The fan-tailed warbler is found "on the Pacific slope of Mexico from southern Sonora south to
Guatemala, El Salvador, and Honduras (locally also in interior valleys) to central Nicaragua and on the Gulf slope of Mexico from eastern San Luis Potosí and southern Tamaulipas to Veracruz and north-central Oaxaca." South of Mexico is it found intermittently. It has also been recorded as a vagrant in the U. S. states of Arizona, New Mexico, and Texas.

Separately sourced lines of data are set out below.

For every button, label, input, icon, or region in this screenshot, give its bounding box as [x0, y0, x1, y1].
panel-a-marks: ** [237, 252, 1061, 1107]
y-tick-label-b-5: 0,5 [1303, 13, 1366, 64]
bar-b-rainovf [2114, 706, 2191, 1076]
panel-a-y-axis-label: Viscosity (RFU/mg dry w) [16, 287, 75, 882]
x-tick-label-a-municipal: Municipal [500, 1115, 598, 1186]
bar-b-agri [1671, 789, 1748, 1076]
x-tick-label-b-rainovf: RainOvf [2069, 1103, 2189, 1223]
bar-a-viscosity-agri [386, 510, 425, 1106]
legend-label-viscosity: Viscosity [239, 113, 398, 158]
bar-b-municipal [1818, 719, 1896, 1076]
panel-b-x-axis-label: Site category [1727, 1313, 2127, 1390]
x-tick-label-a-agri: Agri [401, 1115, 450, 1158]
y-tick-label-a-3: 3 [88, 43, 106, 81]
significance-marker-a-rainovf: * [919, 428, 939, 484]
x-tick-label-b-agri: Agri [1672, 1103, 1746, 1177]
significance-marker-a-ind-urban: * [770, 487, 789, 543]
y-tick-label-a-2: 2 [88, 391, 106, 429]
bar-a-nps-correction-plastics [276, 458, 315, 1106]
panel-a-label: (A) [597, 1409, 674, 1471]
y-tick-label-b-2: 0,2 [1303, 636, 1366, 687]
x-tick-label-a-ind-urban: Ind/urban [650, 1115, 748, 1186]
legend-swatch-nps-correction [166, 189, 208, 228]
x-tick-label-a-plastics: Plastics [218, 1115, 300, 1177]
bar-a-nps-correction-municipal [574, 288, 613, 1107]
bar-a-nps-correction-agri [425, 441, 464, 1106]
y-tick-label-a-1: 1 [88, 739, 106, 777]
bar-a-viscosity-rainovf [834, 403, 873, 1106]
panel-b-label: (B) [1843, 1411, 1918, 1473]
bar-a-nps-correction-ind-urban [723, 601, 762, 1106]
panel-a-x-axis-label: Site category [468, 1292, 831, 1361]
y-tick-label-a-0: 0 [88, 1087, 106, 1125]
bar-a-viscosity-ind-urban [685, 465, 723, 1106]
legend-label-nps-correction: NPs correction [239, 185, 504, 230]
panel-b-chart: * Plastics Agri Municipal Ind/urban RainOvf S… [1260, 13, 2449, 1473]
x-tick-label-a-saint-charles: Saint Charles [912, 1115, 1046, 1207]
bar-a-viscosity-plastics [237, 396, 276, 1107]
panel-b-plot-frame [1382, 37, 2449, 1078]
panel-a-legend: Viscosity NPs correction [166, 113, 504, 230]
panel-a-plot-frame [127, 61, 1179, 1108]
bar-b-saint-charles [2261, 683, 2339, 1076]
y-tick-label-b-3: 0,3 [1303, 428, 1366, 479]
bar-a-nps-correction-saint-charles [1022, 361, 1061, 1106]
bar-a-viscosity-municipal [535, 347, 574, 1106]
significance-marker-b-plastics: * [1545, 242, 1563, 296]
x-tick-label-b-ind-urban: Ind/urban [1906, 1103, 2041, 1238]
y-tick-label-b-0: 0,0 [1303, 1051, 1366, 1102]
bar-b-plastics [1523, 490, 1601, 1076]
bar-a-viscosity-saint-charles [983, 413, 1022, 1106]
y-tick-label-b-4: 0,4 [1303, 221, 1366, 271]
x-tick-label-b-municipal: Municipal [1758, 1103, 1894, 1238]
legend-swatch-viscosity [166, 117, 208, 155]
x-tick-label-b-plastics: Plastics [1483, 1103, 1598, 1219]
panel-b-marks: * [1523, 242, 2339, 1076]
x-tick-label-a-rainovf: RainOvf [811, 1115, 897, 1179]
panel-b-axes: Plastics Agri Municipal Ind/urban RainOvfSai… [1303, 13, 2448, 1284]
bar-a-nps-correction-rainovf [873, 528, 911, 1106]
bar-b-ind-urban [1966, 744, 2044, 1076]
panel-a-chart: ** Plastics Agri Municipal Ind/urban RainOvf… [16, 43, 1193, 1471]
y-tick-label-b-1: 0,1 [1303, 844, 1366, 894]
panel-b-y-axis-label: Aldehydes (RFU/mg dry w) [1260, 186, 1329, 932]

The fan-tailed warbler inhabits semi-deciduous and evergreen forest with an intact understory in the foothills and lower mountain slopes. It favors "rugged, rocky areas such as ravines and forest-covered lava flows". Overall it ranges in elevation from 50 to 1800 m. In El Salvador, Guatemala, and Honduras it ranges
from 250 to 1850 m.

==Behavior==
===Movement===

The fan-tailed warbler is generally considered to be a year-round resident, though some part of the populations in Sonora and Chihuahua may withdraw south in winter.

===Feeding===

The fan-tailed warbler feeds on insects and other invertebrates. It takes most prey on the ground and in low vegetation by gleaning from leaves and rocks. It regularly attends army ant swarms to capture prey fleeing from the ants; up to 12 individuals have been seen doing so. It has also been observed several times following nine-banded armadillos (Dasypus novemcinctus), apparently for the same reason. In the non-breeding season individual birds and pairs may join mixed-species feeding flocks.

===Breeding===

The fan-tailed warbler's breeding season has not been defined. Its nest is an open cup made from dry leaves, grass, and pine needles. It is usually well-hidden on the ground, and often under leaf litter. Nothing else is known about the species' breeding biology.

===Vocalization===

One description of the fan-tailed warbler's song is "a series of clear, downslurred whistles, rising sharply on penultimate note...as wee wee wee wee wee wee-cher". It also sings "a more variable series on more even pitch and with slow terminal flourish". Its calls are "a thin, high-pitched tseeng or schree, also a shorter si". Another description and transcription of the song is "a pleasant sharply whistled see'sah'see'sah'see'seew'seew" whose last note drops in pitch. This author describes its call as "a thin, high-pitched seeeuh".

==Status==

The IUCN has assessed the fan-tailed warbler as being of Least Concern. It has a very large range; its estimated population of at least 50,000 mature individuals is believed to be decreasing. No immediate threats have been identified. It is considered generally fairly common but local in some areas.